How Can the American Latino Museum Best Answer the Call of the Mall?

Philip Kennicott, Washington Post, July 25, 2010


Since the Indian museum [the Smithsonian’s National Museum of the American Indian,] opened in September 2004, the number of visitors has eroded. In 2005, 2.2 million passed through its doors, but it will be touch and go, this year, to maintain last year’s count of 1.4 million.

With a 23-member commission reporting to Congress in September on the feasibility of a major new museum on the Mall–the National Museum of the American Latino–it’s worth taking a hard look at the problems of the Indian museum. The last thing the Mall needs is a huge new architectural bulk with minimal cultural impact.


More important than how the museum is governed is how it is conceived and executed. The big danger is that the National Museum of the American Latino will arrive just as the heyday of ethnic museums is passing.

The primary problem with the Indian museum is that it was organized with Native American communities rather than general visitors as its primary client.
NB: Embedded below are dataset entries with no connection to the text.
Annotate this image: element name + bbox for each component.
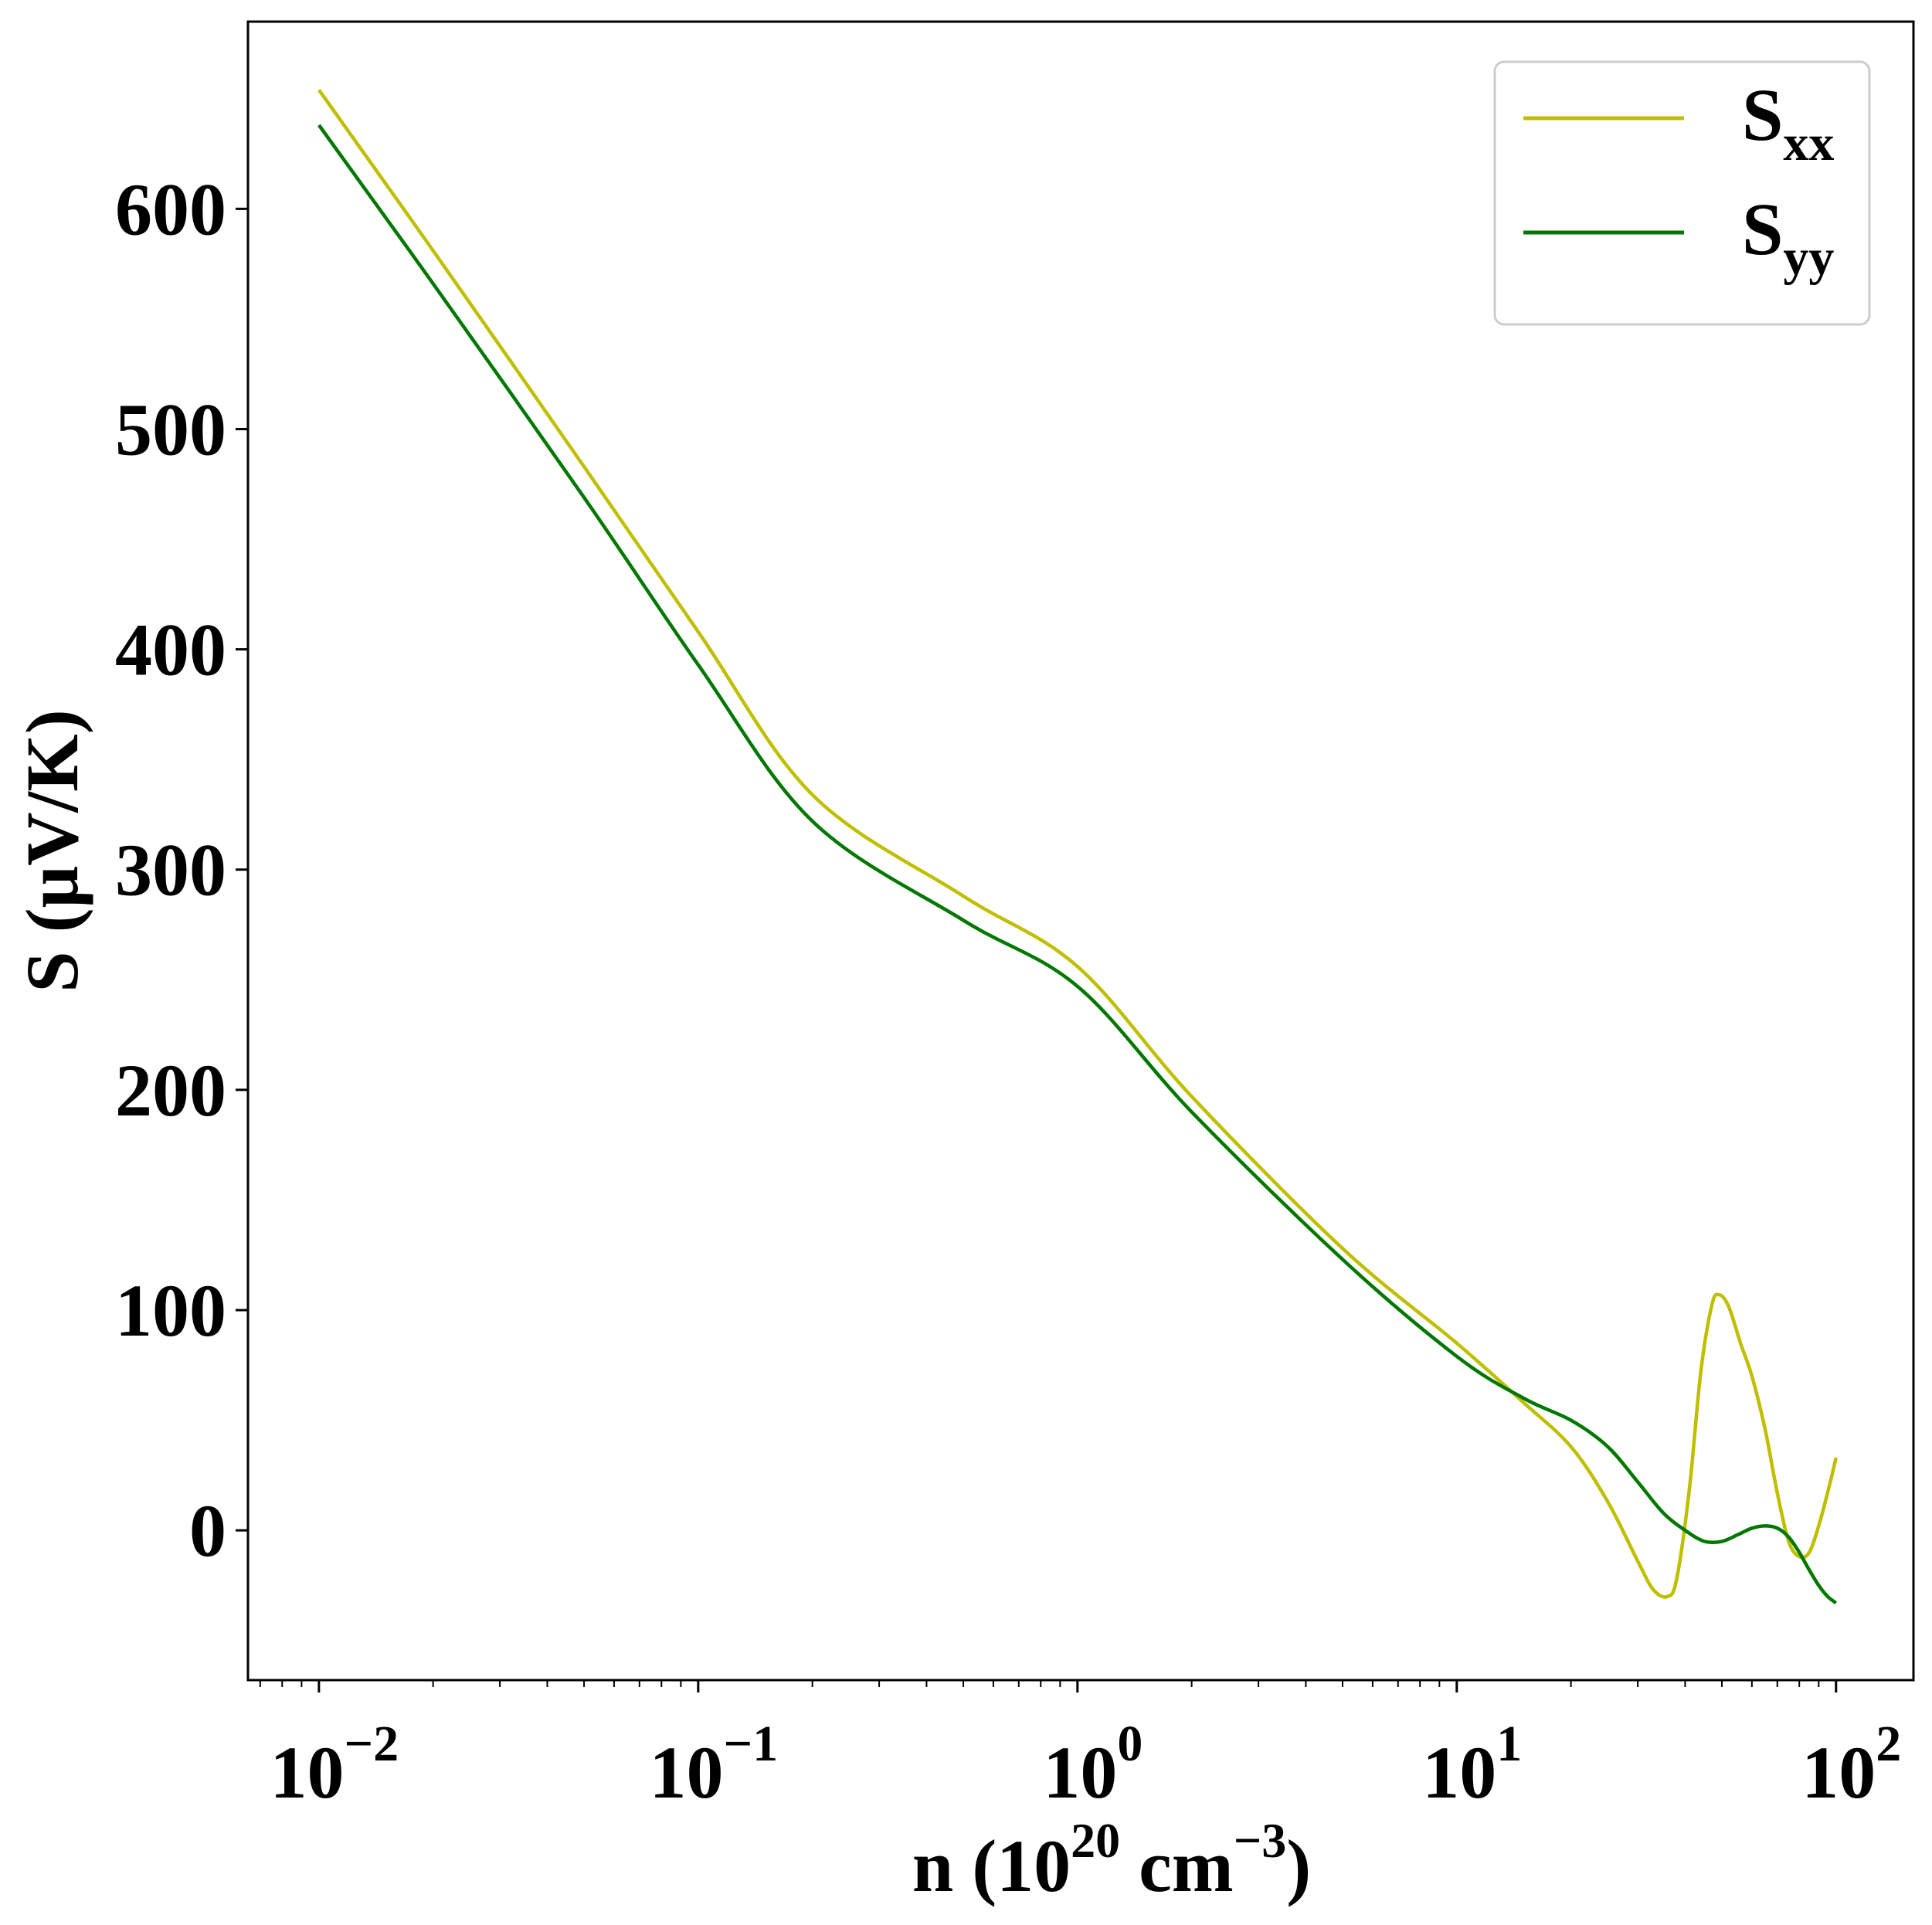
x-axis-title-end: ) [1286, 1825, 1311, 1907]
x-tick-label-exponent: 1 [1496, 1716, 1522, 1772]
x-tick-label-exponent: 2 [1876, 1716, 1901, 1772]
y-tick-label: 600 [115, 168, 226, 250]
y-tick-label: 300 [115, 829, 226, 912]
y-axis-title: S (μV/K) [11, 709, 93, 992]
series-layer [317, 89, 1838, 1605]
x-tick-label-exponent: 0 [1117, 1716, 1143, 1772]
y-axis: 0 100 200 300 400 500 600 [115, 168, 248, 1572]
x-axis: 10−2 10−1 100 101 102 [259, 1680, 1901, 1814]
y-tick-label: 0 [189, 1489, 226, 1572]
legend-label-yy: Syy [1742, 188, 1834, 286]
x-axis-title-mid: cm [1120, 1825, 1234, 1907]
legend-label-subscript: xx [1783, 115, 1834, 171]
y-tick-label: 200 [115, 1049, 226, 1132]
x-tick-label: 10−1 [650, 1716, 779, 1814]
x-tick-label-exponent: −2 [345, 1716, 399, 1772]
x-tick-label-base: 10 [270, 1731, 345, 1814]
legend-label-base: S [1742, 73, 1783, 156]
x-axis-title-sup1: 20 [1071, 1813, 1120, 1868]
x-tick-label: 100 [1043, 1716, 1143, 1814]
y-tick-label: 500 [115, 388, 226, 470]
legend-label-base: S [1742, 188, 1783, 270]
x-tick-label: 101 [1422, 1716, 1522, 1814]
x-tick-label-base: 10 [1422, 1731, 1496, 1814]
legend-box [1493, 60, 1871, 326]
legend-label-xx: Sxx [1742, 73, 1834, 171]
y-tick-label: 400 [115, 609, 226, 691]
x-tick-label: 10−2 [270, 1716, 399, 1814]
x-tick-label-base: 10 [1801, 1731, 1876, 1814]
x-axis-title: n (1020 cm−3) [912, 1813, 1311, 1907]
x-tick-label-base: 10 [1043, 1731, 1117, 1814]
series-line-xx [317, 89, 1838, 1599]
legend-label-subscript: yy [1783, 229, 1834, 286]
x-tick-label-exponent: −1 [724, 1716, 779, 1772]
y-tick-label: 100 [115, 1269, 226, 1352]
x-tick-label: 102 [1801, 1716, 1901, 1814]
x-axis-title-base: n (10 [912, 1825, 1071, 1907]
x-axis-title-sup2: −3 [1234, 1813, 1286, 1868]
plot-frame [246, 20, 1915, 1682]
series-line-yy [317, 124, 1838, 1605]
x-tick-label-base: 10 [650, 1731, 724, 1814]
Exhibition space was turned over to tribal groups to tell their own stories. The result was fractured and often chaotic.


Indeed, the entire concept of a Latino American Museum seems almost retro. Sometime between 2040 and 2050, according to a study done by the Center for the Future of Museums, today’s minority groups will make up a majority of the American population. Americans will be “hybridized,” with multiple ethnic strands to their identity.

Or, as Gregory Rodriguez of the New America Foundation put it at a lecture at the Canadian Embassy in February, “We have no idea what it means to be Latino in 2050. None.”

{snip} There’s resistance to them [ethnically focused museums] among people who don’t identify as minorities, and while much of that resistance is based in racial and ethnic animus, some of it represents legitimate concern that history won’t be well served by an infinite fracturing into sub-narratives, each under the control of a different cultural group.

It seems likely that within a generation, the Mall could have a large collection of very quiet and not terribly relevant museums. Not because the stories they have to tell are irrelevant or uninteresting, but because the game changed. The appetite for history will be for complicated master narratives that cross lines between ethnic groups, that dip into technology and economics and art, and can’t easily be told in an old-fashioned, balkanized museum of ethnic identity.